Die Beschwerde wird als unbegründet abgewiesen.

Begründung

I.

1. Mit dem im Instanzenzug ergangenen Bescheid der Sicherheitsdirektion Wien (der belangten Behörde) vom 10. Dezember 2007 wurde der Beschwerdeführer, ein serbischer Staatsangehöriger, gemäß § 53 Abs. 1 des Fremdenpolizeigesetzes 2005 - FPG, BGBl. I Nr. 100, ausgewiesen.

Laut seinen unbestätigten Angaben sei der Beschwerdeführer am 5. Mai 2003 unter Umgehung der Grenzkontrolle, in einem LKW versteckt, in Österreich eingereist und habe am selben Tag beim Bundesasylamt einen Asylantrag gestellt, der im Instanzenzug mit Bescheid des unabhängigen Bundesasylsenates vom 13. Oktober 2003 unter gleichzeitiger Feststellung, dass seine Zurückweisung, Zurückschiebung oder Abschiebung nach Jugoslawien zulässig sei, abgewiesen worden sei.

Der Beschwerdeführer, dessen vorläufige Aufenthaltsberechtigung nach dem Asylgesetz mit 18. November 2003 widerrufen worden sei, habe sich in der Folge illegal im Bundesgebiet aufgehalten und sei mit Strafbescheid der Erstbehörde (Bundespolizeidirektion Wien) vom 10. August 2004 wegen des unrechtmäßigen Aufenthaltes rechtskräftig bestraft worden. Der von der Erstbehörde daraufhin gegen ihn wegen Mittellosigkeit erlassene Aufenthaltsverbotsbescheid vom 10. August 2004 sei mit Berufungsbescheid der belangten Behörde vom 24. Jänner 2005 gemäß § 66 Abs. 2 AVG behoben worden.

Wie einem vom Beschwerdeführer bei der Erstbehörde gestellten Antrag auf Erteilung einer Niederlassungsbewilligung zu entnehmen sei, habe er am 19. Oktober 2004 in Wien eine österreichische Staatsbürgerin geehelicht. Sein Antrag sei vom Landeshauptmann von Wien mit Bescheid vom 11. Dezember 2006 (rechtskräftig seit 2. Juli 2007) vor allem deshalb abgewiesen worden, weil seine Ehe mit 16. Februar 2006 rechtskräftig geschieden worden sei.
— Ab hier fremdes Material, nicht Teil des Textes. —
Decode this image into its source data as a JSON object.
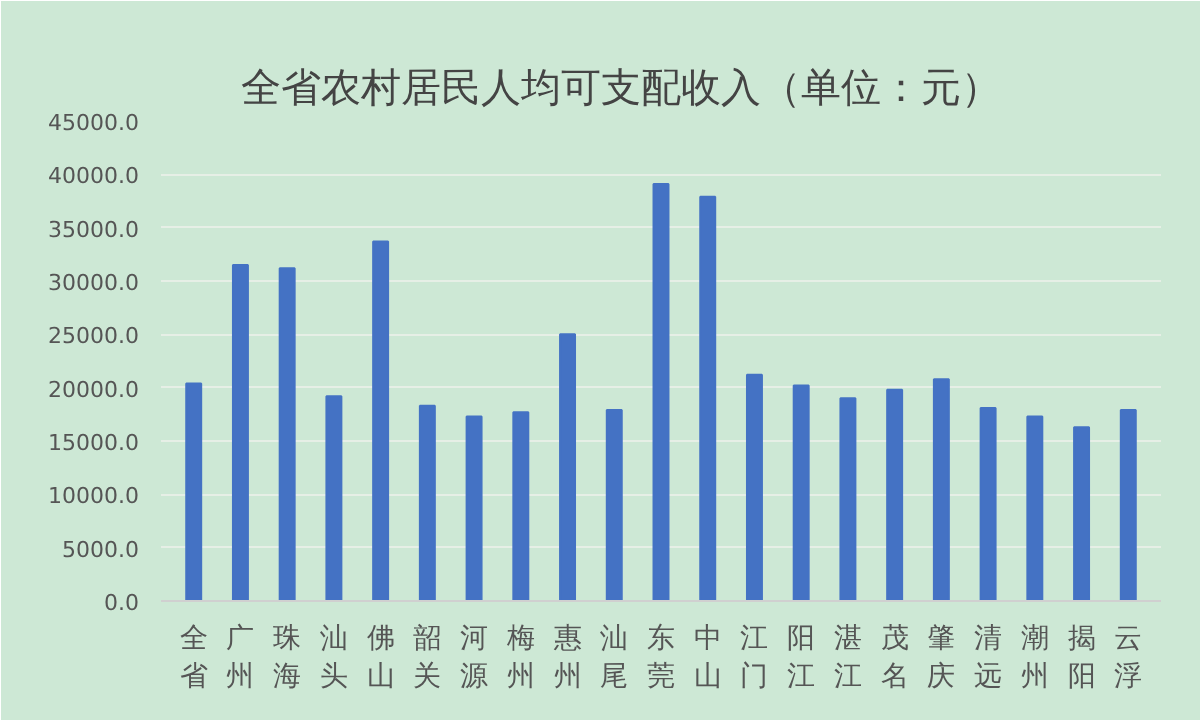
{
  "chart_data": {
    "type": "bar",
    "title": "全省农村居民人均可支配收入（单位：元）",
    "categories": [
      "全省",
      "广州",
      "珠海",
      "汕头",
      "佛山",
      "韶关",
      "河源",
      "梅州",
      "惠州",
      "汕尾",
      "东莞",
      "中山",
      "江门",
      "阳江",
      "湛江",
      "茂名",
      "肇庆",
      "清远",
      "潮州",
      "揭阳",
      "云浮"
    ],
    "values": [
      20400,
      31500,
      31200,
      19200,
      33700,
      18300,
      17300,
      17700,
      25000,
      17900,
      39100,
      37900,
      21200,
      20200,
      19000,
      19800,
      20800,
      18100,
      17300,
      16300,
      17900
    ],
    "color": "#4472c4",
    "ylim": [
      0,
      45000
    ],
    "yticks": [
      {
        "value": 0,
        "label": "0.0"
      },
      {
        "value": 5000,
        "label": "5000.0"
      },
      {
        "value": 10000,
        "label": "10000.0"
      },
      {
        "value": 15000,
        "label": "15000.0"
      },
      {
        "value": 20000,
        "label": "20000.0"
      },
      {
        "value": 25000,
        "label": "25000.0"
      },
      {
        "value": 30000,
        "label": "30000.0"
      },
      {
        "value": 35000,
        "label": "35000.0"
      },
      {
        "value": 40000,
        "label": "40000.0"
      },
      {
        "value": 45000,
        "label": "45000.0"
      }
    ],
    "grid": "y"
  }
}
Der Beschwerdeführer sei am 12. Juli 2005 vom Landesgericht für Strafsachen Wien wegen des Vergehens der gefährlichen Drohung nach § 107 Abs. 1 StGB zu einer bedingten Freiheitsstrafe von drei Monaten verurteilt worden, weil er seine Ex-Gattin am 15. Mai 2005 durch die Äußerung, er würde sie schlagen, wobei er diese Drohung insofern bekräftigt habe, als er einen Sessel aufgehoben habe, sowie die sinngemäße Äußerung, er würde sie umbringen und wüsste jetzt schon ganz genau, wann und wo er sie umbringen würde, wobei es ihm egal wäre, ob er hiefür zehn oder zwanzig Jahre ins Gefängnis käme, gefährlich bedroht habe, um sie in Furcht und Unruhe zu versetzen.
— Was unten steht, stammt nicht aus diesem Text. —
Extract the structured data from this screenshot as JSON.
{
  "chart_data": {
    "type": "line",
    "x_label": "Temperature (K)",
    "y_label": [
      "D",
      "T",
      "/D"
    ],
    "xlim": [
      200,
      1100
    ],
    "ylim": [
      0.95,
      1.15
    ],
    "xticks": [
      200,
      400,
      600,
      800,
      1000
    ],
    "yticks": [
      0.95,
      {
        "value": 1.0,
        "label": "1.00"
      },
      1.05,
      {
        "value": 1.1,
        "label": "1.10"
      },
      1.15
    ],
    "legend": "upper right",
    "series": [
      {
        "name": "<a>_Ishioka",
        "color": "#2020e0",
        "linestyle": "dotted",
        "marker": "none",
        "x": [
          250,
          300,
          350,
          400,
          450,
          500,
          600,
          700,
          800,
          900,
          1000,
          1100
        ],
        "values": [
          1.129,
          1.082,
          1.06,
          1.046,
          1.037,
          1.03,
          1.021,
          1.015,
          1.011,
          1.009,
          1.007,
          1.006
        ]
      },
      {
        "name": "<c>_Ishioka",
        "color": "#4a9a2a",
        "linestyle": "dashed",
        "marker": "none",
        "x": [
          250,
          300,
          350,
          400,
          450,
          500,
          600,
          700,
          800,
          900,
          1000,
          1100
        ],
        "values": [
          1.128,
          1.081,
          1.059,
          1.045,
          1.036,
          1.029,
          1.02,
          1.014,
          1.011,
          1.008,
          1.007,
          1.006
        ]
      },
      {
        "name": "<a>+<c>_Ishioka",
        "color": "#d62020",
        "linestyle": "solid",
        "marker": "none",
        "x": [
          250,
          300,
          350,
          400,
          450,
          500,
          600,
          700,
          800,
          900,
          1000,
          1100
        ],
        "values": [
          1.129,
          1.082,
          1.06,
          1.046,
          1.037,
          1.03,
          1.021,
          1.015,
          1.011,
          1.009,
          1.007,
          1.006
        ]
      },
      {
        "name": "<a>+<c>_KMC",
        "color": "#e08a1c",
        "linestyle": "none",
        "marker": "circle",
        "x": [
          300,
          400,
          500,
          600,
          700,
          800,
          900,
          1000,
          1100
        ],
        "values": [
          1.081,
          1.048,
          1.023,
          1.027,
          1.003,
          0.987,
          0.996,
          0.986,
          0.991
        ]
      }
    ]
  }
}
Gegen den Beschwerdeführer habe ein von der Bundesrepublik Deutschland ausgeschriebenes und bis 21. Oktober 2006 gültiges "Einreise-/Aufenthaltsverbot für das Schengener Gebiet" bestanden, wobei er von der Staatsanwaltschaft in Hildesheim wegen des Vorwurfes der Urkundenfälschung zur Aufenthaltsermittlung ausgeschrieben worden sei. Zuletzt sei er von der Erstbehörde wegen des unrechtmäßigen Aufenthalts mit Strafverfügung vom 25. September 2007 (rechtskräftig mit 16. Oktober 2007) bestraft worden.

Da der Aufenthalt des Beschwerdeführers jedenfalls seit dem rechtskräftigen negativen Abschluss seines Asylverfahrens bzw. nach der rechtskräftigen Abweisung seines Antrages auf Erteilung einer Niederlassungsbewilligung unrechtmäßig gewesen sei, seien die Voraussetzungen zur Erlassung der Ausweisung im Grund des § 53 Abs. 1 FPG - vorbehaltlich des § 66 Abs. 1 leg. cit. - gegeben gewesen.

Der Beschwerdeführer sei geschieden und habe keine Sorgepflichten. Zuletzt seien - nach einer Versöhnung - neuerlich familiäre Bindungen zu seiner Ex-Gattin behauptet worden.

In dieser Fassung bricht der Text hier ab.